Two local sisters know what it means to carry that gene and the difficult decisions that follow.

Shortly after a self exam led to the discovery of the golf ball size tumor in her breast, Julie McKnight had chemotherapy, radiation and then a double mastectomy with reconstruction.

Why the drastic step?

"My mother had breast cancer and has the gene. Her mother has breast cancer -- we don't know if she had the gene or not. My sister has the gene but doesn't have breast cancer, but did have preventative surgery," Julie said.

Julie is a cancer survivor, and she calls her sister a pre-vivor: Someone who takes preventative measures to fight cancer by removing the risk.

It's called the BRCA gene, and it runs in the family, putting their risk of breast cancer at more than 80 percent and ovarian cancer at 50 percent.

Maggie first had a hysterectomy, then a double mastectomy with reconstruction years later.

"Big decision -- huge decision.

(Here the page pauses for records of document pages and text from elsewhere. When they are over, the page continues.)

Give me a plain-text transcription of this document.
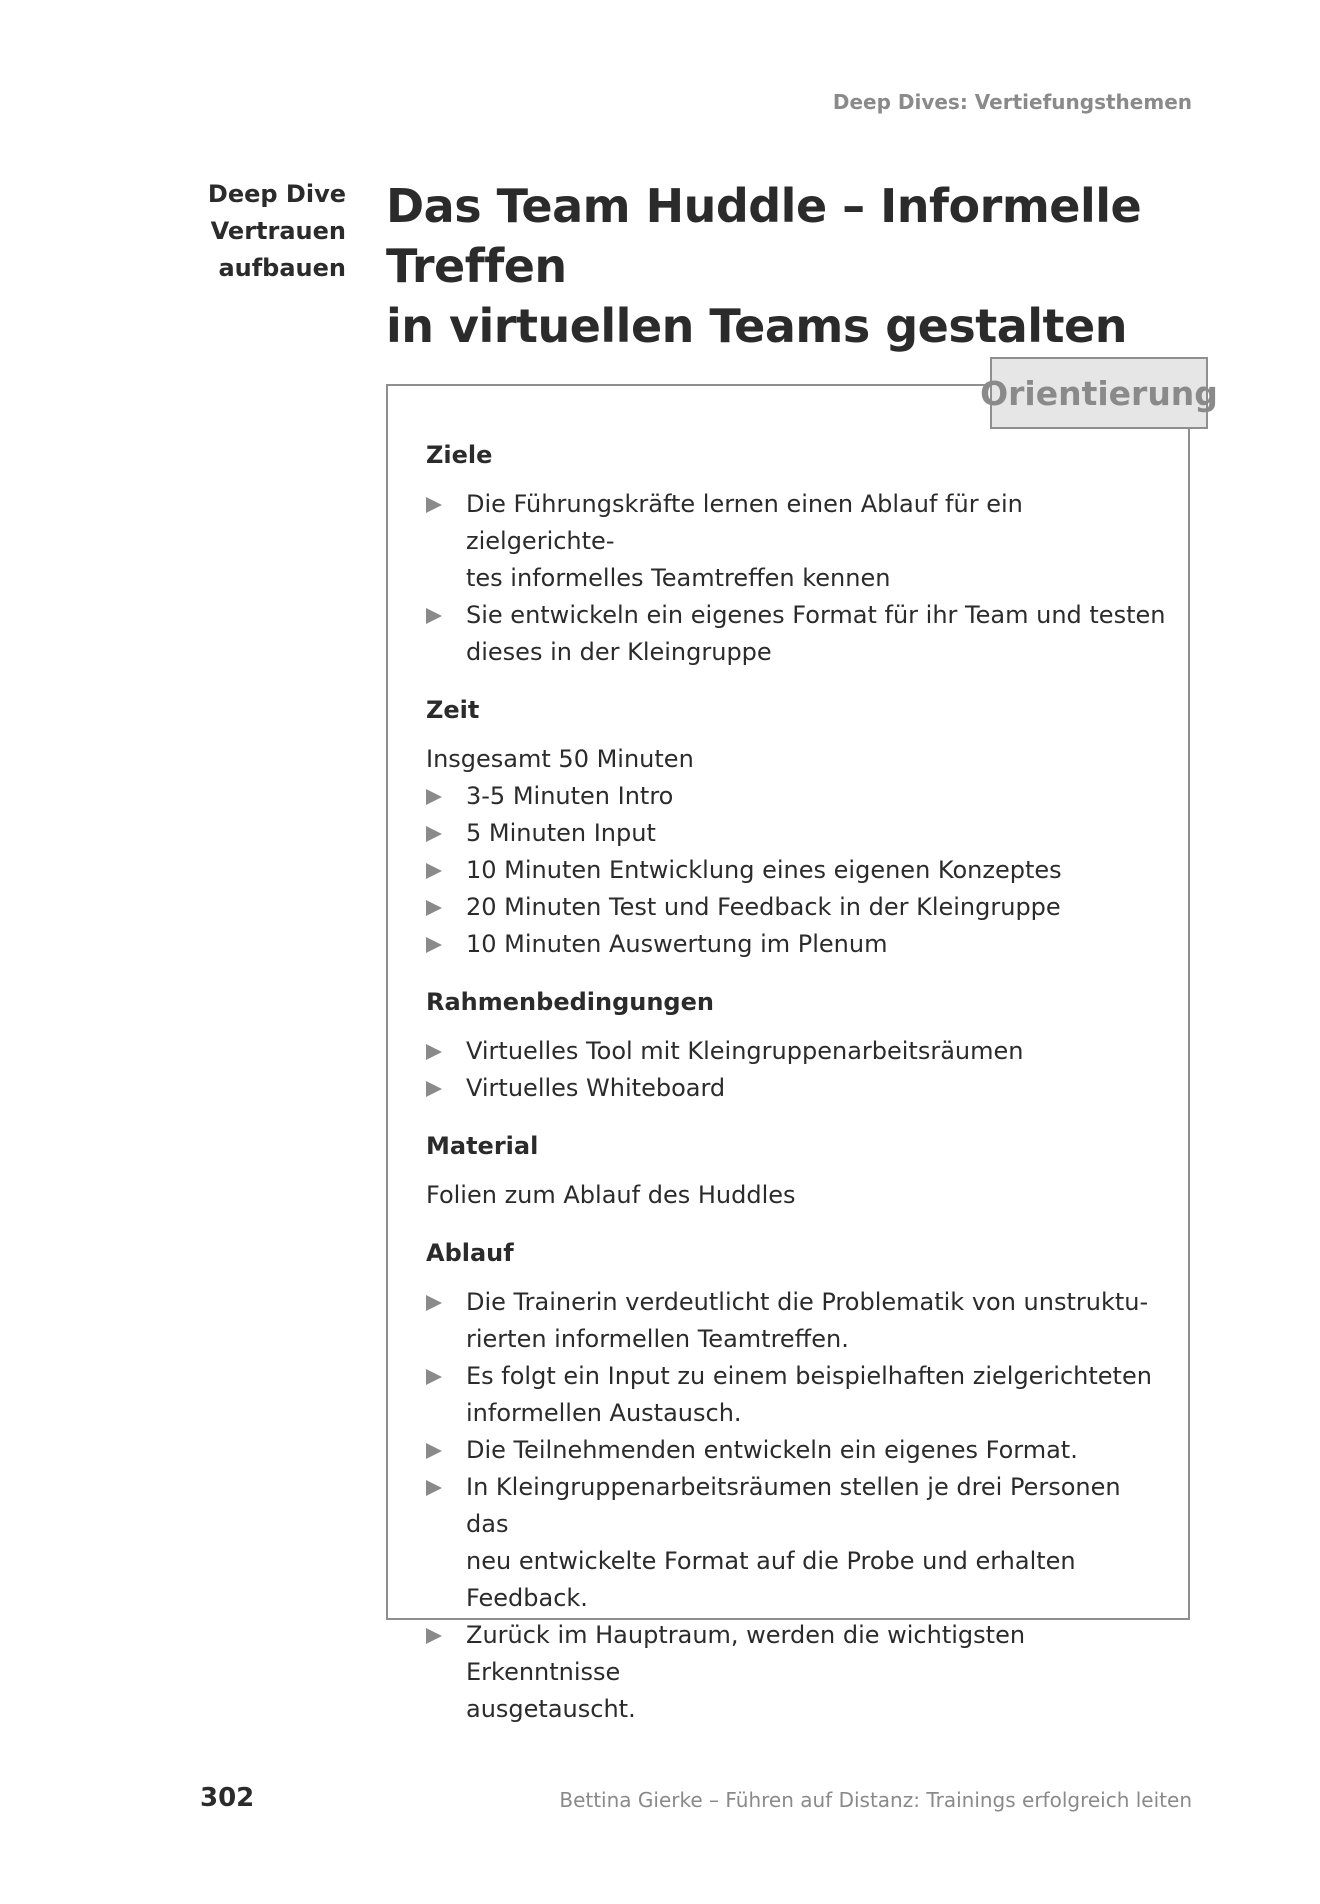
Deep Dives: Vertiefungsthemen
Deep Dive
Vertrauen
aufbauen
Das Team Huddle – Informelle Treffen
in virtuellen Teams gestalten
Orientierung
Ziele
Die Führungskräfte lernen einen Ablauf für ein zielgerichte-
tes informelles Teamtreffen kennen
Sie entwickeln ein eigenes Format für ihr Team und testen
dieses in der Kleingruppe
Zeit

Insgesamt 50 Minuten

3-5 Minuten Intro
5 Minuten Input
10 Minuten Entwicklung eines eigenen Konzeptes
20 Minuten Test und Feedback in der Kleingruppe
10 Minuten Auswertung im Plenum
Rahmenbedingungen
Virtuelles Tool mit Kleingruppenarbeitsräumen
Virtuelles Whiteboard
Material

Folien zum Ablauf des Huddles

Ablauf
Die Trainerin verdeutlicht die Problematik von unstruktu-
rierten informellen Teamtreffen.
Es folgt ein Input zu einem beispielhaften zielgerichteten
informellen Austausch.
Die Teilnehmenden entwickeln ein eigenes Format.
In Kleingruppenarbeitsräumen stellen je drei Personen das
neu entwickelte Format auf die Probe und erhalten Feedback.
Zurück im Hauptraum, werden die wichtigsten Erkenntnisse
ausgetauscht.
302	Bettina Gierke – Führen auf Distanz: Trainings erfolgreich leiten
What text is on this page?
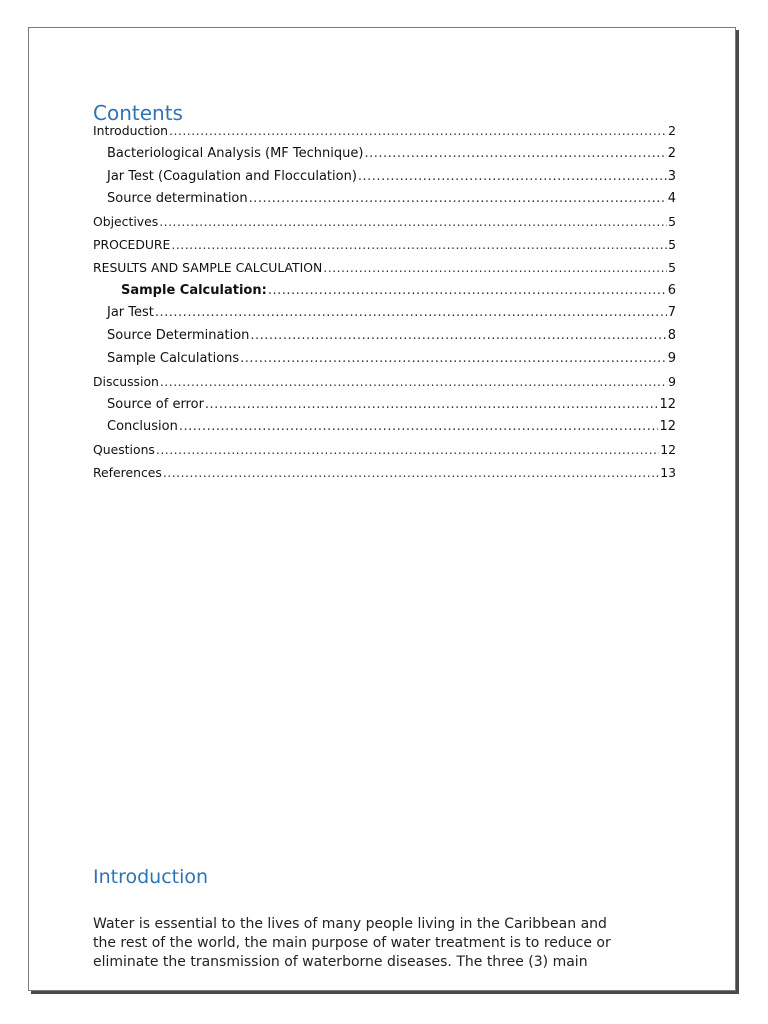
Contents
Introduction .....	2
Bacteriological Analysis (MF Technique) .....	2
Jar Test (Coagulation and Flocculation) .....	3
Source determination .....	4
Objectives .....	5
PROCEDURE .....	5
RESULTS AND SAMPLE CALCULATION .....	5
Sample Calculation: .....	6
Jar Test .....	7
Source Determination .....	8
Sample Calculations .....	9
Discussion .....	9
Source of error .....	12
Conclusion .....	12
Questions .....	12
References .....	13
Introduction

Water is essential to the lives of many people living in the Caribbean and
the rest of the world, the main purpose of water treatment is to reduce or
eliminate the transmission of waterborne diseases. The three (3) main
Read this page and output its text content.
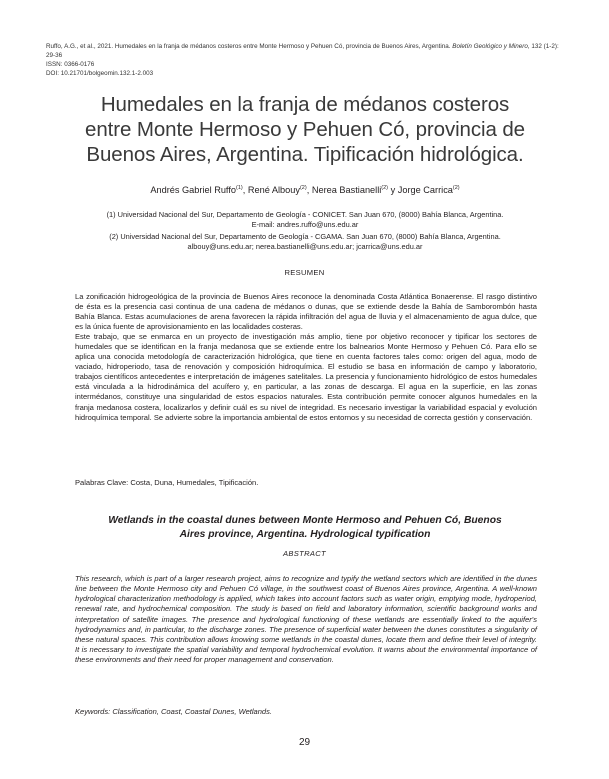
Ruffo, A.G., et al., 2021. Humedales en la franja de médanos costeros entre Monte Hermoso y Pehuen Có, provincia de Buenos Aires, Argentina. Boletín Geológico y Minero, 132 (1-2): 29-36
ISSN: 0366-0176
DOI: 10.21701/bolgeomin.132.1-2.003
Humedales en la franja de médanos costeros
entre Monte Hermoso y Pehuen Có, provincia de
Buenos Aires, Argentina. Tipificación hidrológica.
Andrés Gabriel Ruffo$^{(1)}$, René Albouy$^{(2)}$, Nerea Bastianelli$^{(2)}$ y Jorge Carrica$^{(2)}$
(1) Universidad Nacional del Sur, Departamento de Geología - CONICET. San Juan 670, (8000) Bahía Blanca, Argentina.
E-mail: andres.ruffo@uns.edu.ar
(2) Universidad Nacional del Sur, Departamento de Geología - CGAMA. San Juan 670, (8000) Bahía Blanca, Argentina.
albouy@uns.edu.ar; nerea.bastianelli@uns.edu.ar; jcarrica@uns.edu.ar
RESUMEN

La zonificación hidrogeológica de la provincia de Buenos Aires reconoce la denominada Costa Atlántica Bonaerense. El rasgo distintivo de ésta es la presencia casi continua de una cadena de médanos o dunas, que se extiende desde la Bahía de Samborombón hasta Bahía Blanca. Estas acumulaciones de arena favorecen la rápida infiltración del agua de lluvia y el almacenamiento de agua dulce, que es la única fuente de aprovisionamiento en las localidades costeras.

Este trabajo, que se enmarca en un proyecto de investigación más amplio, tiene por objetivo reconocer y tipificar los sectores de humedales que se identifican en la franja medanosa que se extiende entre los balnearios Monte Hermoso y Pehuen Có. Para ello se aplica una conocida metodología de caracterización hidrológica, que tiene en cuenta factores tales como: origen del agua, modo de vaciado, hidroperiodo, tasa de renovación y composición hidroquímica. El estudio se basa en información de campo y laboratorio, trabajos científicos antecedentes e interpretación de imágenes satelitales. La presencia y funcionamiento hidrológico de estos humedales está vinculada a la hidrodinámica del acuífero y, en particular, a las zonas de descarga. El agua en la superficie, en las zonas intermédanos, constituye una singularidad de estos espacios naturales. Esta contribución permite conocer algunos humedales en la franja medanosa costera, localizarlos y definir cuál es su nivel de integridad. Es necesario investigar la variabilidad espacial y evolución hidroquímica temporal. Se advierte sobre la importancia ambiental de estos entornos y su necesidad de correcta gestión y conservación.

Palabras Clave: Costa, Duna, Humedales, Tipificación.
Wetlands in the coastal dunes between Monte Hermoso and Pehuen Có, Buenos
Aires province, Argentina. Hydrological typification
ABSTRACT
This research, which is part of a larger research project, aims to recognize and typify the wetland sectors which are identified in the dunes line between the Monte Hermoso city and Pehuen Có village, in the southwest coast of Buenos Aires province, Argentina. A well-known hydrological characterization methodology is applied, which takes into account factors such as water origin, emptying mode, hydroperiod, renewal rate, and hydrochemical composition. The study is based on field and laboratory information, scientific background works and interpretation of satellite images. The presence and hydrological functioning of these wetlands are essentially linked to the aquifer's hydrodynamics and, in particular, to the discharge zones. The presence of superficial water between the dunes constitutes a singularity of these natural spaces. This contribution allows knowing some wetlands in the coastal dunes, locate them and define their level of integrity. It is necessary to investigate the spatial variability and temporal hydrochemical evolution. It warns about the environmental importance of these environments and their need for proper management and conservation.
Keywords: Classification, Coast, Coastal Dunes, Wetlands.
29
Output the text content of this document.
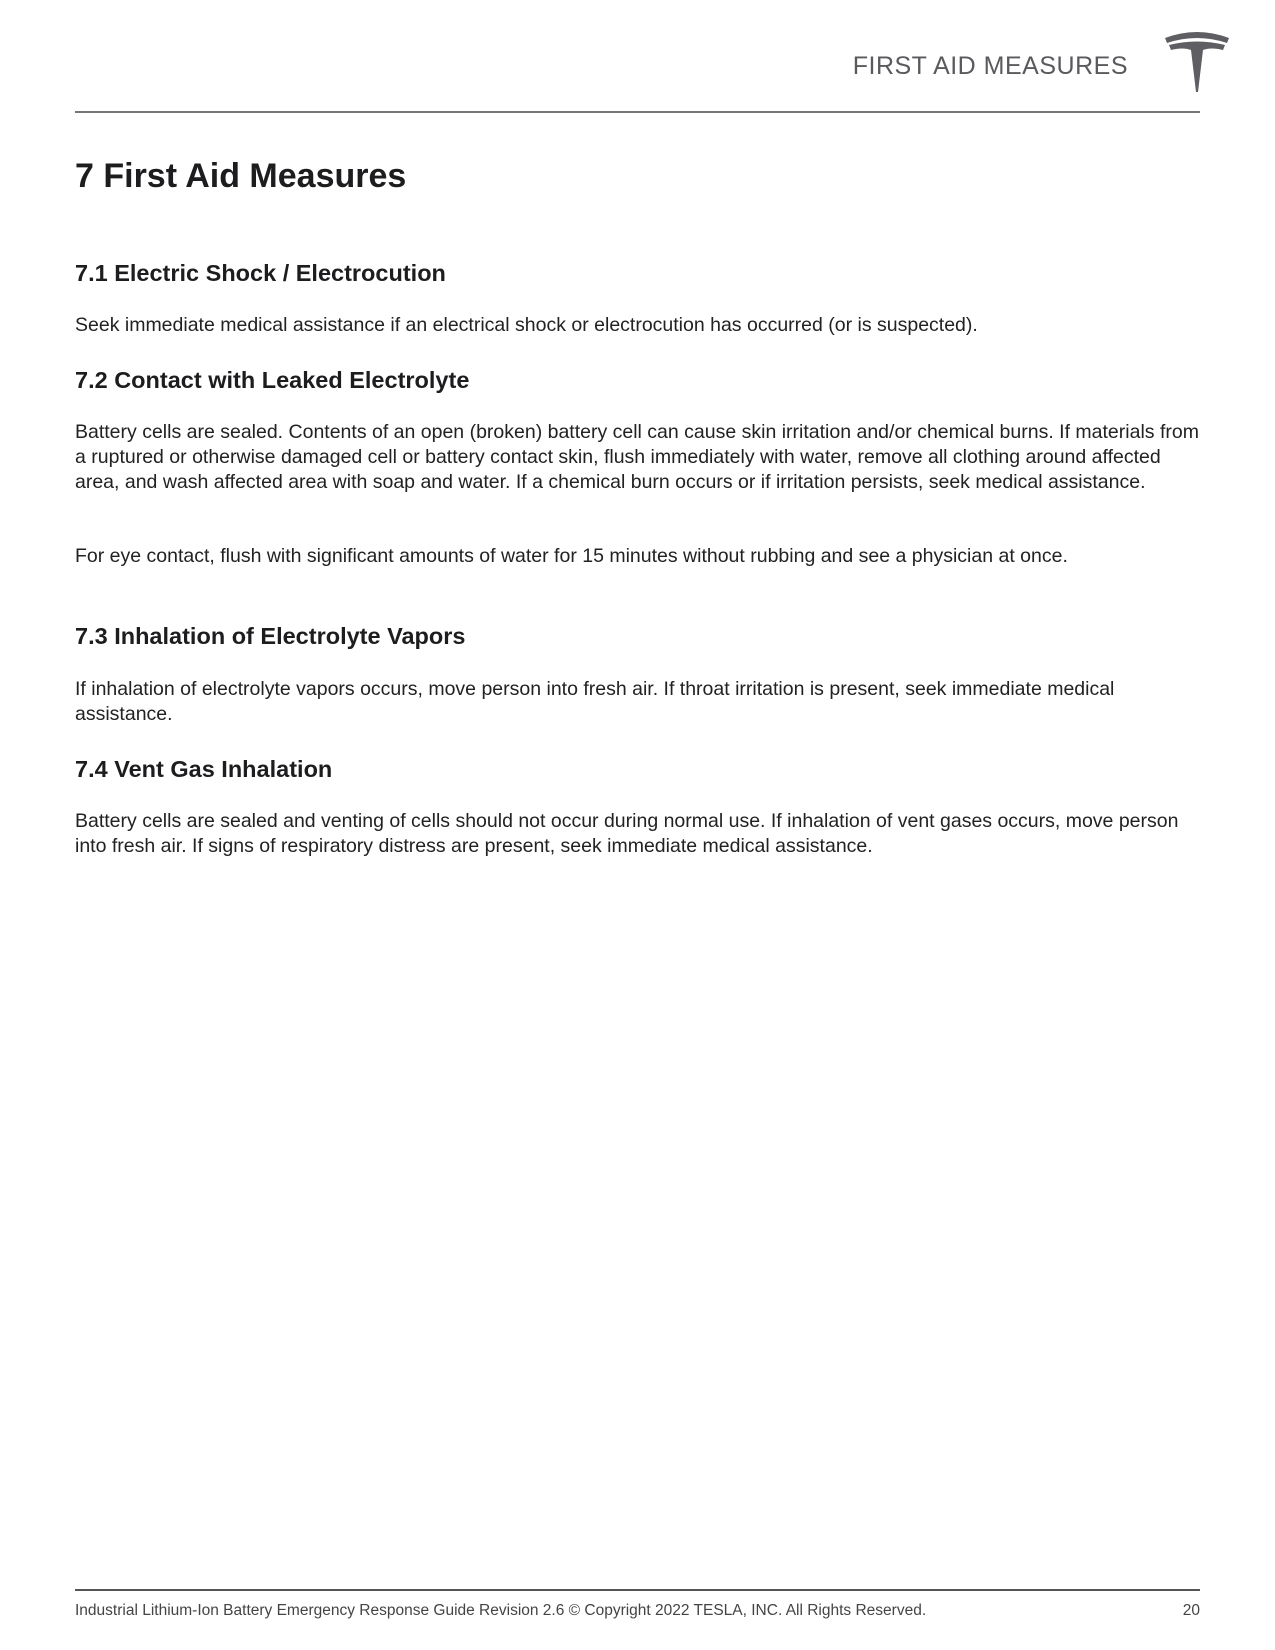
FIRST AID MEASURES
7 First Aid Measures
7.1 Electric Shock / Electrocution

Seek immediate medical assistance if an electrical shock or electrocution has occurred (or is suspected).

7.2 Contact with Leaked Electrolyte

Battery cells are sealed. Contents of an open (broken) battery cell can cause skin irritation and/or chemical burns. If materials from a ruptured or otherwise damaged cell or battery contact skin, flush immediately with water, remove all clothing around affected area, and wash affected area with soap and water. If a chemical burn occurs or if irritation persists, seek medical assistance.

For eye contact, flush with significant amounts of water for 15 minutes without rubbing and see a physician at once.

7.3 Inhalation of Electrolyte Vapors

If inhalation of electrolyte vapors occurs, move person into fresh air. If throat irritation is present, seek immediate medical assistance.

7.4 Vent Gas Inhalation

Battery cells are sealed and venting of cells should not occur during normal use. If inhalation of vent gases occurs, move person into fresh air. If signs of respiratory distress are present, seek immediate medical assistance.

Industrial Lithium-Ion Battery Emergency Response Guide Revision 2.6 © Copyright 2022 TESLA, INC. All Rights Reserved.	20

No one can say it's not," Maggie said.

Angelina Jolie's story made Maggie smile. What was a lonely experience for Maggie is now making headlines and putting the spotlight on a private procedure few women openly talked about.

Doctors stress that there is no single solution for women who carry the genetic mutation, and double mastectomies aren't for everyone.

They also recommend aggressive and regular screenings.